The second responsibility is building a strong team. Scott frames it as “building the kind of team on which everyone can take a step in the direction of their dreams.” She connects this directly to Ternus’s reputation for surrounding himself with strong people and creating high performing groups. That will be critical as Apple elevates AI, hardware, and software leaders and asks them to work in new ways together.

A disciplined way to “get sh*t done”

The third responsibility is simple: get results.

“You’ve got to get sh*t done as a leader, accomplish things,” Scott said.

For her, that starts with “pushing decisions into the facts.” She describes a process where leaders listen, help people clarify their ideas, then put those ideas into what Jobs called the “rock tumbler” of debate. After real argument, the leader decides, helps persuade those who were not in the room that it was the right decision, then save time to execute and learn before starting again.

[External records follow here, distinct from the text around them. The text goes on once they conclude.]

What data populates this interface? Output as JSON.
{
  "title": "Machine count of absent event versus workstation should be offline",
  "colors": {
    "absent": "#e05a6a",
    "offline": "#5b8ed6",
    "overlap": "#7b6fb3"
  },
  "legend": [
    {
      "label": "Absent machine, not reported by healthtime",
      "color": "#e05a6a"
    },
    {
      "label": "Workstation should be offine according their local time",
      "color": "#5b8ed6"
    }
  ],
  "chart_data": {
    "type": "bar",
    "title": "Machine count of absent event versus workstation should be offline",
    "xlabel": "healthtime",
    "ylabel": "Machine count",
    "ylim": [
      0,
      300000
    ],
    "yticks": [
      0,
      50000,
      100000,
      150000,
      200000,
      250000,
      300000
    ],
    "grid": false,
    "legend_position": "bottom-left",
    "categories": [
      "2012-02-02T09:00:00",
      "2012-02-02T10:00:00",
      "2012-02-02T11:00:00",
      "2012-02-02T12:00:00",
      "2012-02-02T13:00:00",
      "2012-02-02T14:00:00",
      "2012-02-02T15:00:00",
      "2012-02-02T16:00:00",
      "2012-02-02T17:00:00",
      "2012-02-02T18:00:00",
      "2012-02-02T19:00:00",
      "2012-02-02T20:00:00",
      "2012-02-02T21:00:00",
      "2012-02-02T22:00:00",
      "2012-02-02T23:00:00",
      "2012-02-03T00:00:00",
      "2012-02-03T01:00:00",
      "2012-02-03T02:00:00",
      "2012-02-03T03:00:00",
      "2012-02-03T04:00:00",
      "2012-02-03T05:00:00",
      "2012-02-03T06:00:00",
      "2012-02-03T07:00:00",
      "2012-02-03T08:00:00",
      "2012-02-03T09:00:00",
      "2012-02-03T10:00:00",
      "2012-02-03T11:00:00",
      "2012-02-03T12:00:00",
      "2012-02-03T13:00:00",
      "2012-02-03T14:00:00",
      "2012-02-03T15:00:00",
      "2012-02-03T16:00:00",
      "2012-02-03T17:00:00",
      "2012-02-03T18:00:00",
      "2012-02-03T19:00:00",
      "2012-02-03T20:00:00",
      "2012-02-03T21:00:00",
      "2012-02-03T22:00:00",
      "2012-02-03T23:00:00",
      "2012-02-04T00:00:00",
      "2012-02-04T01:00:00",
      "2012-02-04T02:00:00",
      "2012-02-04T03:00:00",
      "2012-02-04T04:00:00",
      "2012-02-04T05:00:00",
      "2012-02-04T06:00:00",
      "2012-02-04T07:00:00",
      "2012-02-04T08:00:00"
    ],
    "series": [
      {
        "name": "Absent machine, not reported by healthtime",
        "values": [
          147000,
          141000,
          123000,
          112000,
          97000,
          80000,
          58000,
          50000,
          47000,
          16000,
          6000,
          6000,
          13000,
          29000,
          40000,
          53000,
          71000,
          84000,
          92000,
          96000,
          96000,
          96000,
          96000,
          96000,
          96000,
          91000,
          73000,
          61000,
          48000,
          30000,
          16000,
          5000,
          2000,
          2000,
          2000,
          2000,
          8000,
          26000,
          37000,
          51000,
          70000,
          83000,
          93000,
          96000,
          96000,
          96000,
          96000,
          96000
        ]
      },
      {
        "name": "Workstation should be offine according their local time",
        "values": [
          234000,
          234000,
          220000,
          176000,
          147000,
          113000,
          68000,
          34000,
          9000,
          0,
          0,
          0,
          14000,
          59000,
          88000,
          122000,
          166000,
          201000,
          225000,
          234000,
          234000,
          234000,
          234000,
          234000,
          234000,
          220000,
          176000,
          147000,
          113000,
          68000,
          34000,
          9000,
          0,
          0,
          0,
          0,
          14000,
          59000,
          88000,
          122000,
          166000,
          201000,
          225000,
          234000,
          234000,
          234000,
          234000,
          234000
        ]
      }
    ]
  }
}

Scott says Ternus “has a good reputation for not jumping too fast into execute mode,” and for taking the time to listen and help people refine new ideas before they face that rough debate. She also believes leaders should use AI “as an opportunity to develop new products and to grow revenue,” and “treat people as assets that deserve this investment, not just costs to be cut.”

Looking at the broader leadership transition, Scott points back to what Tim Cook once called the “Cook Doctrine.” As she recalls it, Cook argued that Apple’s values are so deeply embedded that “regardless of who is in that job,” the company will do extremely well.

That strong cultural “DNA” should work in Ternus’s favor, Scott says, as he steps into an evolving tradition with a profile that matches what has long made Apple work: deep product expertise, powerful relationships, and a disciplined way of turning ideas into decisions and results.